"Three Keys to Overcoming Resistance to Change" - NASW Annual Conference

Event Date: 
Saturday, October 21, 2017
10:45 AM - 12:15 PM
Location: 
Hilton Atlanta Marietta Hotel and Conference Center
Address: 
500 Powder Springs St.
Marietta, GA
30064

So much of what stands in the way of successful, sustainable change are the perceptions, rationalizations, justifications, excuses and stories we’ve created (as children) that keep us locked in old habits and patterns as adults.

In this presentation/workshop, Dr. Peter Vajda shares his knowledge, experience and training of how and why we resist change. Participants explore and share their experiences with resistance to change, and discuss what's holding them back. Together we look at the underlying cause of our resistance.

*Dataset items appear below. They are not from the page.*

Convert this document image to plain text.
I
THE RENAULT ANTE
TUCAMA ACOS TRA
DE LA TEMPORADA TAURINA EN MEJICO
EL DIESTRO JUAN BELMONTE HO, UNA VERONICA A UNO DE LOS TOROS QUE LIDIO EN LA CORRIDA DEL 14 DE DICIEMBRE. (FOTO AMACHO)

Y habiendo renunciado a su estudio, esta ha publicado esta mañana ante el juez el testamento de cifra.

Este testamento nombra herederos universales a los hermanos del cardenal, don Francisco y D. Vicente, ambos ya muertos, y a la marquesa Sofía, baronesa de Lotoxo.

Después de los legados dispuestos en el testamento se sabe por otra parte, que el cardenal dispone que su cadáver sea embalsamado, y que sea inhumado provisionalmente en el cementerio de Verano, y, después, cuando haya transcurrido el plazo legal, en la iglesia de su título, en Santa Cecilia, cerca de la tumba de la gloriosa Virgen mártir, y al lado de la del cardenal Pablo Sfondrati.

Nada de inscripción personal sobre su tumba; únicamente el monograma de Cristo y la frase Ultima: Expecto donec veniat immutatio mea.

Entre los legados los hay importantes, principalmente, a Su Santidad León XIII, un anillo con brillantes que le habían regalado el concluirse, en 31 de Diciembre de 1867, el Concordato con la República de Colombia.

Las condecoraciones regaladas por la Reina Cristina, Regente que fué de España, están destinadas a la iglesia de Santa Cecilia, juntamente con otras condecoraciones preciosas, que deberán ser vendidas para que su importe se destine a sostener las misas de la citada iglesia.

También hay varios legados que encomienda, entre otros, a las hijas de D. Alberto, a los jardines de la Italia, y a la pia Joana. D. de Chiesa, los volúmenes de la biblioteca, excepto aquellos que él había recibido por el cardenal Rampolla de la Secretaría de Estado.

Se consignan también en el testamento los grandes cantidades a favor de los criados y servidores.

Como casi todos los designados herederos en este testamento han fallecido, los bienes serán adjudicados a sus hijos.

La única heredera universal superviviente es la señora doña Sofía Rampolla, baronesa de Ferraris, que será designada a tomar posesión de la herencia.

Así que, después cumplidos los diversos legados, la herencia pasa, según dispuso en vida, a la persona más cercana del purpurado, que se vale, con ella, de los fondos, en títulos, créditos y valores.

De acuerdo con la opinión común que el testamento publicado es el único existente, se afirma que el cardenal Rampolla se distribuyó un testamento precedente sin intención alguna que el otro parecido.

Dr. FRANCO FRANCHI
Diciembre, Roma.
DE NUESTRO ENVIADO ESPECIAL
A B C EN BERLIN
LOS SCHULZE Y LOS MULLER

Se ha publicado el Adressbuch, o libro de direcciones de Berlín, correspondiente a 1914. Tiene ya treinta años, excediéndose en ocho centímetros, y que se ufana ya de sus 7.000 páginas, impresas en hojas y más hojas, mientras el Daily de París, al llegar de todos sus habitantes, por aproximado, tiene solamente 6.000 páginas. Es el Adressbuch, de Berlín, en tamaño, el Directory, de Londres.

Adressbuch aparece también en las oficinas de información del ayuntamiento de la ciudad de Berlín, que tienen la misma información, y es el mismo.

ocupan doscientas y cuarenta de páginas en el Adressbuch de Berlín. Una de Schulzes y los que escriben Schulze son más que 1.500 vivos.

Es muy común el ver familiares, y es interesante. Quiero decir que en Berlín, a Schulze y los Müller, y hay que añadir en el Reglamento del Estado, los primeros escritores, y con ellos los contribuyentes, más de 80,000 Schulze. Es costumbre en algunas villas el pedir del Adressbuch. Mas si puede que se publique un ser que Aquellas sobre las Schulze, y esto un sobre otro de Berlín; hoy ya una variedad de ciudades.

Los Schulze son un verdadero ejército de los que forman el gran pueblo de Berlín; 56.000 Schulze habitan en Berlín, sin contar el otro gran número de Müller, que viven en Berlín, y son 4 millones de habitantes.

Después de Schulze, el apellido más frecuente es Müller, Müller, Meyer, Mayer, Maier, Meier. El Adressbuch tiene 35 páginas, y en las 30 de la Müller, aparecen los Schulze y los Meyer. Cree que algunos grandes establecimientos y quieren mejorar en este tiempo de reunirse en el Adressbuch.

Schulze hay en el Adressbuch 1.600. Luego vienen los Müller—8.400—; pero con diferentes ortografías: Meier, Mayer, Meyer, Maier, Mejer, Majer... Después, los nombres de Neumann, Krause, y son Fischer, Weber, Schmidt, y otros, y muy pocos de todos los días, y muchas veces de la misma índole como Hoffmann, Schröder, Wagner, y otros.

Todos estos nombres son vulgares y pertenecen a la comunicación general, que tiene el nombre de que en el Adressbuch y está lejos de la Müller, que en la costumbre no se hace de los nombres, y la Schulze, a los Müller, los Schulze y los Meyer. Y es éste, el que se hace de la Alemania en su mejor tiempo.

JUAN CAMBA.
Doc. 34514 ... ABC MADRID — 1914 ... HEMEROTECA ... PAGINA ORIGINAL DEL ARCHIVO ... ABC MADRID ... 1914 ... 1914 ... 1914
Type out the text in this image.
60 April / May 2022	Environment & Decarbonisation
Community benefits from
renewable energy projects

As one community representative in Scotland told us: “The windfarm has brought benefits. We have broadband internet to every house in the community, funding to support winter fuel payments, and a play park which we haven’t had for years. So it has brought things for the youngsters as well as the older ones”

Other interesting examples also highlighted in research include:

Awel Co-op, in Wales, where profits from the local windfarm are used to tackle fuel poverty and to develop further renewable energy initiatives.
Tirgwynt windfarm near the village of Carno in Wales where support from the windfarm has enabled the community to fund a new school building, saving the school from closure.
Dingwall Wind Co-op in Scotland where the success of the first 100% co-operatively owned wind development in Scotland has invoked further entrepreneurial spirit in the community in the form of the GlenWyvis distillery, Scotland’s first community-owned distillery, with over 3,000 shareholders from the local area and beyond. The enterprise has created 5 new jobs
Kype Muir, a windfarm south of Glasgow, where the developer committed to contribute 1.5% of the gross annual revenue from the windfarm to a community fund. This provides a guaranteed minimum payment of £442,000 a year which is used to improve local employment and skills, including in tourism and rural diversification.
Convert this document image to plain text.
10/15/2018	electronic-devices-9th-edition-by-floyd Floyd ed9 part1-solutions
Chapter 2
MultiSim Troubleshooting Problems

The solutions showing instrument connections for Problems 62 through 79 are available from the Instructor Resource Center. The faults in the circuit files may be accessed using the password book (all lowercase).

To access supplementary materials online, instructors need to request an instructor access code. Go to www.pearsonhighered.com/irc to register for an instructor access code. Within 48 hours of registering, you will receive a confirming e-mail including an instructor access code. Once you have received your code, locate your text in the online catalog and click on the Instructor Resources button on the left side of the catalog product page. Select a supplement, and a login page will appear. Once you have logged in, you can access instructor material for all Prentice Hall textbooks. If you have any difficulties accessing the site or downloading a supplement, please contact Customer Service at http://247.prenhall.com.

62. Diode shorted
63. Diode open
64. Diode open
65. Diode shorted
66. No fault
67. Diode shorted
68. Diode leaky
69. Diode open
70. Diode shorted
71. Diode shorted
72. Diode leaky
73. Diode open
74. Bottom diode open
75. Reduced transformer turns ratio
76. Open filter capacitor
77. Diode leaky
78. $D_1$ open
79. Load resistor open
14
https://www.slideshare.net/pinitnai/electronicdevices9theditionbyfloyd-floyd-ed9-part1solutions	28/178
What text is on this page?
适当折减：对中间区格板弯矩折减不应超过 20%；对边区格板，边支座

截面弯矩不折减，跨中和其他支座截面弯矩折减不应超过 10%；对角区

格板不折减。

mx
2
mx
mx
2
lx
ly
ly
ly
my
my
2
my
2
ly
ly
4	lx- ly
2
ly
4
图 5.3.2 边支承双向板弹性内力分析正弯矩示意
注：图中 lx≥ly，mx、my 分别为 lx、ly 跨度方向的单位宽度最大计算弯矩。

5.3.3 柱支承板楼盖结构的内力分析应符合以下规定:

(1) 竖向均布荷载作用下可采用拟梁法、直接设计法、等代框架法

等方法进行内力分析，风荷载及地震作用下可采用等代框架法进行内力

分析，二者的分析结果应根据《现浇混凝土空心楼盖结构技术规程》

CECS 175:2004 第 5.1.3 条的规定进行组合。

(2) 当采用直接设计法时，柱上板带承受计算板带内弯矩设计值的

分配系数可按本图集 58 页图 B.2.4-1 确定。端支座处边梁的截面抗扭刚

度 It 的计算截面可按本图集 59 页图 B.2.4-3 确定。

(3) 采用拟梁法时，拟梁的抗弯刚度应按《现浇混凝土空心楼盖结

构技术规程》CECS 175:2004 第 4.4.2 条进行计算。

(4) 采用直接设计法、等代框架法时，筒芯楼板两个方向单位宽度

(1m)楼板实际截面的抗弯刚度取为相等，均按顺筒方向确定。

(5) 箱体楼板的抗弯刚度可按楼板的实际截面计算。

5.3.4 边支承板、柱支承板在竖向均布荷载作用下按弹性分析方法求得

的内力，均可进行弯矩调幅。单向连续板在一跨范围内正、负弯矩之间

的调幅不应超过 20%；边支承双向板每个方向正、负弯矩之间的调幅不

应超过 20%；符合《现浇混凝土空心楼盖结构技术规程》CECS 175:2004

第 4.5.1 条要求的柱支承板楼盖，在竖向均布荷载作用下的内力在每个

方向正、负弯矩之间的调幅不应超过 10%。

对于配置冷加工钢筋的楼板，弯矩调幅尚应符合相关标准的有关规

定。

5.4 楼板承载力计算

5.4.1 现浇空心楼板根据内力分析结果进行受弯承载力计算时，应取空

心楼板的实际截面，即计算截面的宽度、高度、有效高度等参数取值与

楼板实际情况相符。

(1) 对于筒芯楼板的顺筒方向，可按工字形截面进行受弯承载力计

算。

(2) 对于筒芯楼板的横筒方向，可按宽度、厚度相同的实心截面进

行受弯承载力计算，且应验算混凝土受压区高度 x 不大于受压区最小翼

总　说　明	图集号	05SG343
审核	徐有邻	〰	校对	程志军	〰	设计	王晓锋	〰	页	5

Peter then provides valuable insights, practical exercises and powerful tools to support participants to accept, engage and embrace change from a place of equanimity, serenity and inner peace in their lives at work, at home, at play and in relationship.

Objectives:

1. Understand the mind/intellect alone cannot effect true and real change; the inner wisdom of the heart and body are necessary for change to be lasting and sustainable.
2. Understand and practice with mindfulness and focusing (right-brain activities) that support one to experience the state wherein one's real and authentic self can show up; the self that is more open and receptive to change
3. Practice allowing one's fear, accepting one's fear and feeling one's fear in a mindful way that provides the doorway into transformative change and growth

Take aways:

1. When I'm acting as a self-aware, mature, and responsible adult (rather than an unconscious emotionally reactive 4-5-6 year old), and I experience myself in a state of equanimity, inner peace, calm, balance and harmony, I'm more open, accepting, and curious, and less defensive and reactive about change.
2. I didn't know what I didn't know about how my early-childhood self-limiting and self-sabotaging programming shows up in my adult life.
3. While the trigger for my reactivity to change may be "out there," the cause of my reactivity is inside me. It's never about "him," "her," "it" or "them."